Metals like iron and manganese are essential to physiological processes such as oxygen transport and energy metabolism. Nramps (Natural Resistance-Associated Macrophage Proteins) are transition metal transporters found in all kingdoms of life. They are the primary manganese importers in bacteria, and important metal uptake systems in plants, fungi and animals as well. In humans, Nramp1 is part of the immune system’s metal withdrawal to counter microbial pathogens, while Nramp2 is responsible for dietary and cellular uptake of non-heme iron. Nramps are thus crucial for adequate supply of these metals while avoiding toxicity from over-accumulation. The goal of this project is to determine at atomic resolution the molecular mechanism of metal-ion transport by the Nramp family of proteins, including conformational change mechanisms, metal selectivity, and the role of protons and pH in regulating transport.

 

Non-classical cadherins

As the brain develops, neurons play a complex game of Twister to keep their neuronal processes from getting tangled up and improperly wired. For example, dendrites exhibit self-avoidance – avoid contact with other dendrites from the same neuron. In higher animals, the clustered protocadherins (cPCDHs) mediate this self-avoidance. Each cell has a random but unique set to distinguish it from neighboring cells. The cPCDHs create a biological ‘AND’ gate: a cell recognizes itself if and only if all expressed isoforms form homophilic interactions. Mutations in these proteins are linked to neurodegenerative diseases and schizophrenia.
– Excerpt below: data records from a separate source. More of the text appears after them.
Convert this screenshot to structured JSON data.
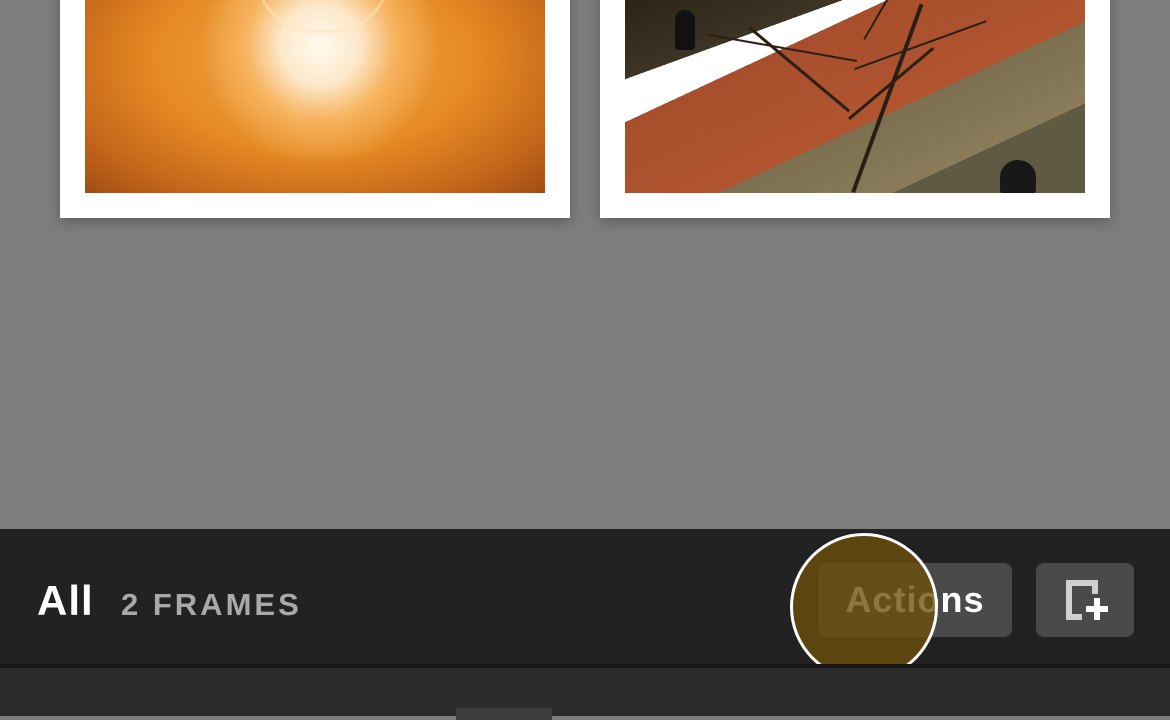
{
  "frames": [
    {
      "name": "bulb-photo"
    },
    {
      "name": "street-photo"
    }
  ],
  "footer": {
    "filter_label": "All",
    "frames_count": "2 FRAMES",
    "actions_label": "Actions"
  },
  "icons": {
    "add_frame": "add-frame-icon"
  },
  "colors": {
    "bar_background": "#222222",
    "button_background": "#4a4a4a",
    "touch_indicator": "#6e500a"
  }
}
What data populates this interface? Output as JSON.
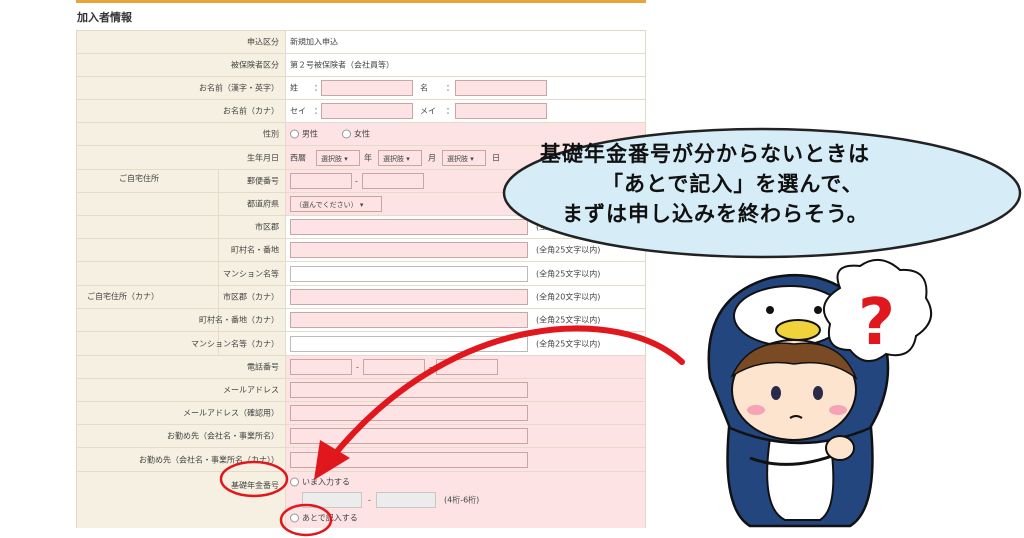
{
  "section_title": "加入者情報",
  "rows": {
    "application_type": {
      "label": "申込区分",
      "value": "新規加入申込"
    },
    "insured_type": {
      "label": "被保険者区分",
      "value": "第２号被保険者（会社員等）"
    },
    "name_kanji": {
      "label": "お名前（漢字・英字）",
      "sei": "姓",
      "colon": "：",
      "mei": "名"
    },
    "name_kana": {
      "label": "お名前（カナ）",
      "sei": "セイ",
      "colon": "：",
      "mei": "メイ"
    },
    "gender": {
      "label": "性別",
      "male": "男性",
      "female": "女性"
    },
    "birthdate": {
      "label": "生年月日",
      "era": "西暦",
      "select": "選択肢",
      "year": "年",
      "month": "月",
      "day": "日"
    },
    "home_address_group": "ご自宅住所",
    "postal_code": {
      "label": "郵便番号",
      "dash": "-"
    },
    "prefecture": {
      "label": "都道府県",
      "select": "（選んでください）"
    },
    "city": {
      "label": "市区郡",
      "limit": "(全角20文字以内)"
    },
    "town": {
      "label": "町村名・番地",
      "limit": "(全角25文字以内)"
    },
    "building": {
      "label": "マンション名等",
      "limit": "(全角25文字以内)"
    },
    "home_address_kana_group": "ご自宅住所（カナ）",
    "city_kana": {
      "label": "市区郡（カナ）",
      "limit": "(全角20文字以内)"
    },
    "town_kana": {
      "label": "町村名・番地（カナ）",
      "limit": "(全角25文字以内)"
    },
    "building_kana": {
      "label": "マンション名等（カナ）",
      "limit": "(全角25文字以内)"
    },
    "phone": {
      "label": "電話番号",
      "dash": "-"
    },
    "email": {
      "label": "メールアドレス"
    },
    "email_confirm": {
      "label": "メールアドレス（確認用）"
    },
    "employer": {
      "label": "お勤め先（会社名・事業所名）"
    },
    "employer_kana": {
      "label": "お勤め先（会社名・事業所名（カナ））"
    },
    "pension_number": {
      "label": "基礎年金番号",
      "option_now": "いま入力する",
      "dash": "-",
      "digits_hint": "(4桁-6桁)",
      "option_later": "あとで記入する"
    }
  },
  "callout": {
    "line1": "基礎年金番号が分からないときは",
    "line2": "「あとで記入」を選んで、",
    "line3": "まずは申し込みを終わらそう。"
  },
  "colors": {
    "accent": "#e8a33a",
    "label_bg": "#f5f0e1",
    "required_bg": "#fde3e3",
    "annotation_red": "#e0181e",
    "bubble_fill": "#d6ecf6"
  },
  "icons": {
    "question": "question-mark-icon",
    "arrow": "red-arrow-icon",
    "character": "penguin-costume-character-icon"
  }
}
We use structural, biochemical methods and cell-based assays to understand how cPCDHs form supramolecular inter-cellular signaling assemblies. We also use various sequence- and structure-based bioinformatics approaches to study cadherin diversity and evolution. We aim to understand how the diversity of sequences and structures in the cadherin superfamily contributes to their diverse signaling and adhesion functions mediated in the animal kingdom.

 

TRP ion channels

We are particularly interested in TRP (Transient Receptor Potential) ion channels involved in temperature sensing and other sensory processes. For example, several temperature-sensing TRP channels, including TRPV1 and TRPM8, are expressed in nociceptor neurons, and therefore responsible for pain sensations in response to noxious stimuli. The biophysical and biochemical mechanisms of pain and heat sensing are therefore not only of academic interest, but also of medical and pharmacological interest. We have determined the structures of several TRPV channel cytosolic domains. We are also using patch-clamp electrophysiology and other functional assays to understand the role of ligand interactions with the cytosolic domains in TRP channel function.